Trial Lawyers College at the Crossroads

Feb 10, 2010 Trial Lawyers College at the Crossroads

For over ten years, I have written many things online about the benefits I have derived from the Trial Lawyers College. I will always be grateful for the opportunity I have had to participate at the college, and to its many participants with whom I have shared profound friendship and support to this very day.

Just as I have sung many praises about the college, I think it is important to put the college into a current perspective, particularly as to those who weigh my writings in deciding whether to attend a TLC program.

Perhaps TLC — is the acronym a mere coincidence with tender loving care? — is an idea whose time has expired in its current form (see my discussion below about Cheng Man Ch’ing). Together with the National Criminal Defense College/Macon, the TLC helped me make myself a much better person and lawyer, but would today’s TLC have been as beneficial for me as when I attended in 1995?  

Unfortunately, as opposed to the NCDC, which for years has not been associated with any one strong personality, the TLC and Gerry Spence have been too inseparable from each other. Maybe the TLC would not have gotten off the ground and survived so long without Gerry’s heavy involvement, but the TLC could have become a much greater place had his dominance subsided to share more room with additional leaders of the TLC. Instead, sadly, the opposite happened, with staff/faculty eventually primarily coming from among TLC attendees, and with the elimination in one way or another of participation by a vast number of staffers/faculty who had not been attendees.

Of course, the NCDC is an institution, whereas one of the first things Gerry warned us of —- and I have always agreed wholeheartedly — in 1995 was against the TLC becoming institutionalized, which by now the TLC keeps snowballing into more and more and at a dizzying speed.

Perhaps a non-institutionalized trial lawyer training ground will not survive on its own for too many years without becoming institutionalized. However, the more the TLC becomes entrenched and snowballed in institutionalization, the more the TLC becomes something much different than it was when I attended in 1995, for the worse.
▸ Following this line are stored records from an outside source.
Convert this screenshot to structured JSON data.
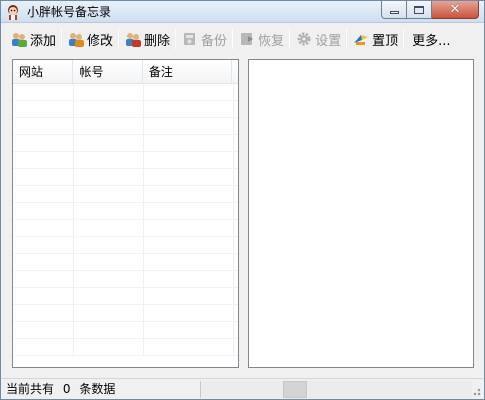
{
  "window": {
    "title": "小胖帐号备忘录",
    "icon": "fat-character-icon"
  },
  "title_buttons": {
    "minimize": "minimize-icon",
    "maximize": "maximize-icon",
    "close": "✕"
  },
  "toolbar": {
    "add": "添加",
    "edit": "修改",
    "delete": "删除",
    "backup": "备份",
    "restore": "恢复",
    "settings": "设置",
    "pin": "置顶",
    "more": "更多..."
  },
  "list": {
    "columns": [
      "网站",
      "帐号",
      "备注"
    ],
    "rows": []
  },
  "status": {
    "prefix": "当前共有",
    "count": "0",
    "suffix": "条数据"
  },
  "colors": {
    "accent": "#6f8aa6",
    "disabled_text": "#a0a0a0",
    "panel_border": "#828790"
  }
}
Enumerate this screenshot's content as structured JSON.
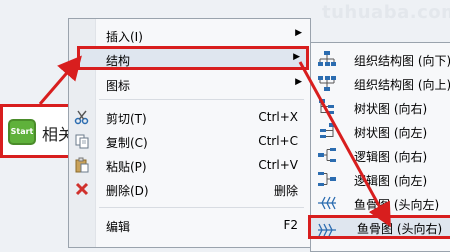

There comes a time when organizations whither away once their charismatic leader is no longer with the organization. A case in point is the great t’ai chi master Cheng Man Ch’ing, who brought t’ai chi ch’uan yang style to the West and away from just the aristocracy first followed by only Chinese people.

Cheng Man Ch’ing reportedly chose a few senior students to carry on his t’ai chi school after his passing. Early on after his passing, that did not work. Instead, his senior students, and some junior students, started their own t’ai chi schools, with many doing amazing things along the way after they grew their own independent roots and spread their own wings, with many of them still teaching at their own schools to this day, over thirty years later.

I imagine everyone who has benefitted from the TLC is very grateful to Gerry Spence —- who remains the TLC’s board chair but no longer its president — but there is no monolithic path from here for TLC alums.

ADDENDUM – (March 24, 2011). Another possible way of perceiving the Trial Lawyers College’s current path might be informed by The Last Samurai, where the battling sides profess loyalty to the emperor, but are at full odds with each other. Of course, The Last Samurai ended with a literal fight to the death, whereas with the Trial Lawyers College, there are some sharp differences of opinion by TLC alumni on TLC, Inc.’s current path, while at the same time I assume that the vast majority of TLC alumni feel a deep sense of gratitude to Gerry Spence, no matter how much they do or do not agree with his current stance on TLC, Inc.’s path.

The way my brother lawyer Mark Bennett puts it, he loves the TLC, as distinct from TLC, Inc.